Anton menegaskan, aksi Dekrit Rakyat juga merupakan peringatan kepada pemerintah untuk segera menyelesaikan konflik-konflik agraria yang terjadi. “Pemberian izin yang massif, tidak memikirkan tanah-tanah kelola masyarakat serta membuat konflik horizontal untuk penyelesaiannya. “Kita tuntut pemerintahan yang baru meresolusi seluruh konflik agraria di Indonesia. Kemudian pemerintah juga harus menyatukan kementerian  yang memberikan perizinan pengelolaan lahan melalui satu pintu,” tambahnya. Saking banyaknya kementerian yang memberikan izin pelepasan lahan, lalu tidak ada satu pun institusi yang mengawal ekses dari dikeluarkannya perizinan tersebut. Dengan perizinan satu atap,  bisa diketahui, dikontrol dan direview bagi izin-izin bermasalah di lapangan. Termasuk juga mencabut produk hukum yang bertentangan dengan aturan yang lebih tinggi diatasnya. “Siapapun Presidennya ke depan, kami komitmen untuk mengawal kebijakan-kebijakan yang terkait lingkungan hidup,” tambahnya.

Tambang, sawit dan HTI

Khalisa Khalid, Departemen Kajian dan Pengelolaan Sumber Daya Energi Walhi, mengutip survey yang dilakukan TEMPO, menyebutkan isu lingkungan hidup baru mencakup  2 persen pada pemilihan Presiden tahun ini. “Ini menjadi menarik tantangan agar publik bisa mengkritisi hal ini.
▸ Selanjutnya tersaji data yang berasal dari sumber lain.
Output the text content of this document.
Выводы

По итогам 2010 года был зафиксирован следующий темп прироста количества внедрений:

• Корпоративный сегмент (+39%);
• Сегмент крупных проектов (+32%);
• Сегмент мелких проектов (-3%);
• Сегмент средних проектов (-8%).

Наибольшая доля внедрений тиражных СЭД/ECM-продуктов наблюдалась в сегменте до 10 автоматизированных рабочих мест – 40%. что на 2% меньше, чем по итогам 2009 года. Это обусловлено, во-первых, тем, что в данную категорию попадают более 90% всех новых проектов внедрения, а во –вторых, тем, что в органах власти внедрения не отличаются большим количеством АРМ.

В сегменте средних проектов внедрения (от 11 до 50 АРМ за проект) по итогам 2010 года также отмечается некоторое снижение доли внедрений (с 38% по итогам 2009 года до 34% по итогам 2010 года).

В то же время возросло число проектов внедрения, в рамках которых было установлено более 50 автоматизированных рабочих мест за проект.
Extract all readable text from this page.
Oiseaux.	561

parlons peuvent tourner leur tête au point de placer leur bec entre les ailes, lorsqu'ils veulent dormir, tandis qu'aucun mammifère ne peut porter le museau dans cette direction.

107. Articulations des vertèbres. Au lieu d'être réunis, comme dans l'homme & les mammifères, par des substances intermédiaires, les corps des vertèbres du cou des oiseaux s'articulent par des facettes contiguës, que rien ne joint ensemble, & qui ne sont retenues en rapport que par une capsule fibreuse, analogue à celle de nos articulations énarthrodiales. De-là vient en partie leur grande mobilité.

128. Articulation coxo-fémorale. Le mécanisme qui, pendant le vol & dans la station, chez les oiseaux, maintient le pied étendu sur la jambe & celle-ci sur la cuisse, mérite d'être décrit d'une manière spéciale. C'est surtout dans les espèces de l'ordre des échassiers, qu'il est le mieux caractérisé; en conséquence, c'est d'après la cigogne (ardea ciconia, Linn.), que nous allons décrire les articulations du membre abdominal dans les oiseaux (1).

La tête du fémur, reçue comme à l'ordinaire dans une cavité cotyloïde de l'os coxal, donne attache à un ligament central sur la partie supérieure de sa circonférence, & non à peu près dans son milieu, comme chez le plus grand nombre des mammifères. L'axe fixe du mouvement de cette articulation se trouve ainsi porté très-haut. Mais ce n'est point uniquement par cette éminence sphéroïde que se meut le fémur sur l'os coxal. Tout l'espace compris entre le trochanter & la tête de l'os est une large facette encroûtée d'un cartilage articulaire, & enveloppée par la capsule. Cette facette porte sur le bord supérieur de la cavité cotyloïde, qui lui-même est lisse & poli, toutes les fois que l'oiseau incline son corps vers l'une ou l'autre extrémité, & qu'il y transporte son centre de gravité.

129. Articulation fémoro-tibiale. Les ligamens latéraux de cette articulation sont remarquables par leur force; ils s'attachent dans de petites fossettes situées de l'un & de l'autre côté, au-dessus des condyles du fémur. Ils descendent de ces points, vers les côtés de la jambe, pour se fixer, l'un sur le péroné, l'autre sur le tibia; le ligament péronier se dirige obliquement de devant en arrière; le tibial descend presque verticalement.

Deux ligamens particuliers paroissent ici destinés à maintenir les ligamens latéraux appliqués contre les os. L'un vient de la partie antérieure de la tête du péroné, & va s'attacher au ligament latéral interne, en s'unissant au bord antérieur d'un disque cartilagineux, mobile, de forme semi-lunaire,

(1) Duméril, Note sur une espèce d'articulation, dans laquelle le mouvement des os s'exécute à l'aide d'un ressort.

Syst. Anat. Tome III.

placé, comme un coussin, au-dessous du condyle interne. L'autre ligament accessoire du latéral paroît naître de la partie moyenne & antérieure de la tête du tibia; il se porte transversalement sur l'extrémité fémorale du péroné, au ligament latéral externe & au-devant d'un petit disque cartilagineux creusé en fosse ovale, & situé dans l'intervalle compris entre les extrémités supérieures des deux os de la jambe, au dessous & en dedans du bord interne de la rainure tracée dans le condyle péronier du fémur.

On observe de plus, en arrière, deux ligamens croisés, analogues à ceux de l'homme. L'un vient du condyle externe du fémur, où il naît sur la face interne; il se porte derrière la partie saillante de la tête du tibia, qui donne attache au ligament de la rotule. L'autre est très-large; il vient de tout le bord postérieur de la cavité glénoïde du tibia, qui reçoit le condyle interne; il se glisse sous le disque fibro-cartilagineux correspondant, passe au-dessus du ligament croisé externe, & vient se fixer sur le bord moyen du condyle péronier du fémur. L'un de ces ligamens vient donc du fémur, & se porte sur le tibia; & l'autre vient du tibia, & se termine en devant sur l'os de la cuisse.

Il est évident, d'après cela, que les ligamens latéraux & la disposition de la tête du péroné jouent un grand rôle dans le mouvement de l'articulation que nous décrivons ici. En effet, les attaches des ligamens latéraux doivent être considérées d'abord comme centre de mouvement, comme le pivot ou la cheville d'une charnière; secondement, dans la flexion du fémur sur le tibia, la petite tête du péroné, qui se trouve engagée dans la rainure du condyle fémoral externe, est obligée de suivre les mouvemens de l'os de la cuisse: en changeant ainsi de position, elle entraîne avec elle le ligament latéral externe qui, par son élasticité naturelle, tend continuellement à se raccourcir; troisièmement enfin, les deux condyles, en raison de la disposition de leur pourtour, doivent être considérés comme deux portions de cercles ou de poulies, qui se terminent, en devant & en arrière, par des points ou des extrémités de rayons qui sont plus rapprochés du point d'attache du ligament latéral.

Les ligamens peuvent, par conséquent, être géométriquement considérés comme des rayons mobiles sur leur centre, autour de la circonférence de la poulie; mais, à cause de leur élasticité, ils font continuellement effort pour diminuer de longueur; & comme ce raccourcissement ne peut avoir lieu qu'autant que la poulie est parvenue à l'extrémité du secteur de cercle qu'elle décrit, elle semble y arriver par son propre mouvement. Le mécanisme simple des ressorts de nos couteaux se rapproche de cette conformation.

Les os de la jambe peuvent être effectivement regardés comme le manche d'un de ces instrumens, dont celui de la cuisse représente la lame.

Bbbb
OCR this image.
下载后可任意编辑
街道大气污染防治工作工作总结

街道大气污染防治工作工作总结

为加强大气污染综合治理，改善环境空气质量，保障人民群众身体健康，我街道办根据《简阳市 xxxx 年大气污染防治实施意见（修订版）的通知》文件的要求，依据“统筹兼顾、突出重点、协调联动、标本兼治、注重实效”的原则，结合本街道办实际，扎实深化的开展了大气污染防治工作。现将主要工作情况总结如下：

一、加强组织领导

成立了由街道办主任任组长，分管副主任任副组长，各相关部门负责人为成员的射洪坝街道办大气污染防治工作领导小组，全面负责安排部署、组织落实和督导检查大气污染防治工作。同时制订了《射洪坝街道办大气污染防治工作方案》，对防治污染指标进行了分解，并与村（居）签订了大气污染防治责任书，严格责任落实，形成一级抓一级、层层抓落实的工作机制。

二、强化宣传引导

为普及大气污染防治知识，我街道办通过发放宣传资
Cerminannya pada bencana ekologi di Indonesia, merupakan akibat dari pengambilan kebijakan yang tidak memerhatikan dampak lingkungan,” kata Khalisa dalam seminar yang dihelat Walhi di Pontianak.

Sepanjang tahun 2013 lalu, terdapat 394 bencana ekologi di Indonesia. Bencana tertinggi terjadi di Jawa Barat mencapai 177 peristiwa, diikuti Aceh 79 peristiwa, Nusa Tengga Timur 56 peristiwa, Sulawesi Selatan 56 peristiwa dan Kalimantan Barat 27 peristiwa. Jumlah korban mencapai 565 jiwa. “Masyarakat harus memahami, isu lingkungan adalah juga isu politik karena menyangkut kebijakan, sehingga patut dikritisi,” katanya.

Saat ini, Indonesia menempatkan potensi sumber daya alam sebagai tulang punggung perekonomian Negara. Hal ini tergambar jelas dalam Rencana Pembangunan Jangka Menengah 2010-2014, di bidang sumber daya alam dan lingkungan. Dimana industri ekstraktif ditempatkan sebagai penyangga ekonomi Indonesia.

Terlebih demokrasi yang awalnya bertujuan mendekatkan rakyat dengan penguasan malah jadi arena baru bagi elit-elit tertentu. Contohnya adalah otonomi daerah. Semangat otonomi daerah pada awalnya, untuk mendapatkan akses dan kontrol rakyat terhadap kekayaan alamnya, justru menjadi arena baru bagi elit-elit di daerah untuk menguasai sumber-sumber ekonAomi dan alat-alat produksi.

Kekuatan modal juga sangat atraktif, dan disadari bahwa cara dan bentuk ekspansi modal cenderung “berubah wujud”, kejahatan perkebunan seringkali dibungkus dalam “kemasan” yang begitu humanis dan “green”. Private sector inisiatif untuk keberlanjutan LH, namun semua bersifat voluntary, termasuk wacana tanggung jawab bisnis dalam pemenuhan HAM. Tantangan lainnya, pengorganisasian rakyat yang masih berbasis kasus perkasus sehingga penanganannya acap kali reaksioner dan sektoral.